Grace Livingston (Janet Gaynor) is leading a happy life in her small town, with her mother (Maude Eburne) and father (Robert McWade), being courted by two men, the steady but predictable Tommy Tucker (Charles Farrell) and the more ambitious, flashy, and worldly Dick Loring (George Meeker), who seems closer to Grace in his desire for travel and adventure. It's Tommy whom she marries, however, while insisting that they live someplace other than the town where they grew up. So Tommy abandons his successful insurance business and the couple moves to Joplin, MO, where he takes over a real-estate business, and for 11 months the couple struggles quietly while Tommy goes about trying to establish himself, and Grace becomes increasingly bored and impatient, not liking Joplin or the tiny three-room apartment where they live. Tommy has been steadily working on a plan that will bring them all the money they need, acquiring land that he is certain that the railroad needs, but closing the deal with the purchasing agent (Henry Kolker) requires him to throw a small dinner party, on the very day that Tommy is down literally to his last ten dollars, and when Grace's patience is at an end and her kitchen help falls ill.
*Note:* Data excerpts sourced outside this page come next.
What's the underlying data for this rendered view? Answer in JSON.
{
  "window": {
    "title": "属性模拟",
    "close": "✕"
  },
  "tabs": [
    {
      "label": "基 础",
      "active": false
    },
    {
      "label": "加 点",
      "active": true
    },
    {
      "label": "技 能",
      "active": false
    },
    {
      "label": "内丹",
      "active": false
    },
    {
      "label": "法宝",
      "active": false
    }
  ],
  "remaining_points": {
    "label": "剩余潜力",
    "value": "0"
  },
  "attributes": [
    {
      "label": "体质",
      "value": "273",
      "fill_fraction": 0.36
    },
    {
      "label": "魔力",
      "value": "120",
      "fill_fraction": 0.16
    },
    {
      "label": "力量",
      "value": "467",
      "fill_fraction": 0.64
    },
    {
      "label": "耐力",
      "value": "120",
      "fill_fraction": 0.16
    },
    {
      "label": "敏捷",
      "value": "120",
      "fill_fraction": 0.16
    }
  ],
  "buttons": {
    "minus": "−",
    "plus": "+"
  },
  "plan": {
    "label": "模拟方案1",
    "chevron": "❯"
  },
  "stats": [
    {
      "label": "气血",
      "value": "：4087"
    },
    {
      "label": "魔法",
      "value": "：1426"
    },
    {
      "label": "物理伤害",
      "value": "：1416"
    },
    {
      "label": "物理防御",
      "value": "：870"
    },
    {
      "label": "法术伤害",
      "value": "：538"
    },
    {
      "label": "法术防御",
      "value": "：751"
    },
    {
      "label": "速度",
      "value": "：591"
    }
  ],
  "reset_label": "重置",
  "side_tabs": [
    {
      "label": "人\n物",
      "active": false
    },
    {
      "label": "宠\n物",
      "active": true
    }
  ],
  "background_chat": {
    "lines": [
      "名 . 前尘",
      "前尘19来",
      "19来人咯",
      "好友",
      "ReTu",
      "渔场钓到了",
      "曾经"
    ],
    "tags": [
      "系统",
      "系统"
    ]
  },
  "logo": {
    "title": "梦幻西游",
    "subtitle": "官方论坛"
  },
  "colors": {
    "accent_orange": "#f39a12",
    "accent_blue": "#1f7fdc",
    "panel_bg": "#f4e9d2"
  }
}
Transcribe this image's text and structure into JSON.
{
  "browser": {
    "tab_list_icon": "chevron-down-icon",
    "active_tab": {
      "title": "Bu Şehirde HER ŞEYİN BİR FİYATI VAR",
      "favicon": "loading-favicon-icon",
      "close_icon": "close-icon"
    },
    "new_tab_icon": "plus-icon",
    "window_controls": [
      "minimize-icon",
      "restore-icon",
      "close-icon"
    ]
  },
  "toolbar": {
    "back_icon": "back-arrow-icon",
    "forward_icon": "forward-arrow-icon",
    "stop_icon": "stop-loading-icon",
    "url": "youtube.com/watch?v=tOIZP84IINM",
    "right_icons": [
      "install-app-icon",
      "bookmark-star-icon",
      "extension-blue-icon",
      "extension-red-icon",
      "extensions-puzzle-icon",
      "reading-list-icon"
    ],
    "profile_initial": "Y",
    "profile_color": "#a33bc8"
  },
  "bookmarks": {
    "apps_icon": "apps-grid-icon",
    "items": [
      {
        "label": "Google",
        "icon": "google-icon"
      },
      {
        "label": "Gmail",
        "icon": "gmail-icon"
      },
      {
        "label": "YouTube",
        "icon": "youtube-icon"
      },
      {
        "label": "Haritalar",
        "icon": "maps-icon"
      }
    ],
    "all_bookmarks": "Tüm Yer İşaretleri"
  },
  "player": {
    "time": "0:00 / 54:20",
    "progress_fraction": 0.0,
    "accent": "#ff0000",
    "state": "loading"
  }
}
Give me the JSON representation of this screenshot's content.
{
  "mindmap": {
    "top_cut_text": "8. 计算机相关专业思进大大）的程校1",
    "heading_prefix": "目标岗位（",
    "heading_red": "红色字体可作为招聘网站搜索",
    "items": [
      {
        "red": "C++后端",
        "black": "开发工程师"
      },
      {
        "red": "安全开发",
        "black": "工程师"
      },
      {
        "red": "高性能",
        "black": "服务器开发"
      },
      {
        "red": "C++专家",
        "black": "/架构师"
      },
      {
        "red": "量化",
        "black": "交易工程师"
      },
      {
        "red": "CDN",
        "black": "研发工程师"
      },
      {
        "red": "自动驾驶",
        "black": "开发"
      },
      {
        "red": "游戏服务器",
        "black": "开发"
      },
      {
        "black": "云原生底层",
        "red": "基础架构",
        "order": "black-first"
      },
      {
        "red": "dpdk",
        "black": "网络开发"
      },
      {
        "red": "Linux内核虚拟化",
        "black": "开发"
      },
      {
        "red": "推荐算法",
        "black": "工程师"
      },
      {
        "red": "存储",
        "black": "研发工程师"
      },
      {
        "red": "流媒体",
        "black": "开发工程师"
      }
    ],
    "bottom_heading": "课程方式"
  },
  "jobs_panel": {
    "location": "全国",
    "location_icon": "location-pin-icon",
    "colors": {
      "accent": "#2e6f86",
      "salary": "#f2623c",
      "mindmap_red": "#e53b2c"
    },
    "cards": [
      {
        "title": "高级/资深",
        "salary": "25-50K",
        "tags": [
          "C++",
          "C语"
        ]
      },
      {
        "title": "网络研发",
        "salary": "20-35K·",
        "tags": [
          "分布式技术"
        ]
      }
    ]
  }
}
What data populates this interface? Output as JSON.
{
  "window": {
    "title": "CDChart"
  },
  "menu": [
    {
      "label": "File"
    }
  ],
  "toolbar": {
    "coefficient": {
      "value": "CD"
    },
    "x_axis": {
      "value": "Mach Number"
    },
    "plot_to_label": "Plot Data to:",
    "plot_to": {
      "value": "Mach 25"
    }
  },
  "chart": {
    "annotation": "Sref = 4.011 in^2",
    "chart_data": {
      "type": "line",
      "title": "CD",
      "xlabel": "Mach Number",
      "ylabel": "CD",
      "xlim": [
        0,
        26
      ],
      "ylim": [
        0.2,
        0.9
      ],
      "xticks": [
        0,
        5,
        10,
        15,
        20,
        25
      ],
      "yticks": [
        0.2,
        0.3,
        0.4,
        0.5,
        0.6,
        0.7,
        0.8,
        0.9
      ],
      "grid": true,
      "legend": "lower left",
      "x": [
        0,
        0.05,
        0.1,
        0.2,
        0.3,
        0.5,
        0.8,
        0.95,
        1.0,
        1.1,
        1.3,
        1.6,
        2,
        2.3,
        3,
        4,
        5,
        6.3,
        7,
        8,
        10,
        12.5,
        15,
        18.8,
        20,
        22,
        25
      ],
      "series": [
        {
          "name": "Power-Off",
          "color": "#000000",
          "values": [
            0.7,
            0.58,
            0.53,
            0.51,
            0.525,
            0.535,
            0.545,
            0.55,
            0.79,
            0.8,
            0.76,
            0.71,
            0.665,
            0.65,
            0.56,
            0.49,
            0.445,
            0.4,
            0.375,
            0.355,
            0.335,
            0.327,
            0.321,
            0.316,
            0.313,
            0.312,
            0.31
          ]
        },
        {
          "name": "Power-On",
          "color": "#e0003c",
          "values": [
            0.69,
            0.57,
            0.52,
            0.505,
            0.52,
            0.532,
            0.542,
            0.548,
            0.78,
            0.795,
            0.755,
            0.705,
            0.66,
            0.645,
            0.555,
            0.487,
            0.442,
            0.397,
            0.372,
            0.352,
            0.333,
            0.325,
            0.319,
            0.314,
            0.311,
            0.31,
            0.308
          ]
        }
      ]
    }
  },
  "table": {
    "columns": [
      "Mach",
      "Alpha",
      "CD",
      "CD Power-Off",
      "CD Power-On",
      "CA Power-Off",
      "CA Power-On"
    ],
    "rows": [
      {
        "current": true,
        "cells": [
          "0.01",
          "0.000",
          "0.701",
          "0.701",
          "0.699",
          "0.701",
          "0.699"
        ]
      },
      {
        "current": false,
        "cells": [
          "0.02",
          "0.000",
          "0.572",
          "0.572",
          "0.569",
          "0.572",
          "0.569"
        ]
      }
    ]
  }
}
With the maid's inexperienced daughter (Leila Bennett) doing her barely adequate best, they muddle through dinner to a successful conclusion to the deal; however, when the unexpected reappearance of Dick Loring throws a wrench in the works, not only of the deal but their marriage, his presence suddenly brings to a head all of Grace's frustrations. The couple splits up, Grace leaving Tommy to return to her parents' home, and even though each soon has some wonderful news to tell the other, it takes a lot of help -- and a knock-down, drag-out fight between two of the contending parties -- to help get them back to a place where each will give the other the hearing they should.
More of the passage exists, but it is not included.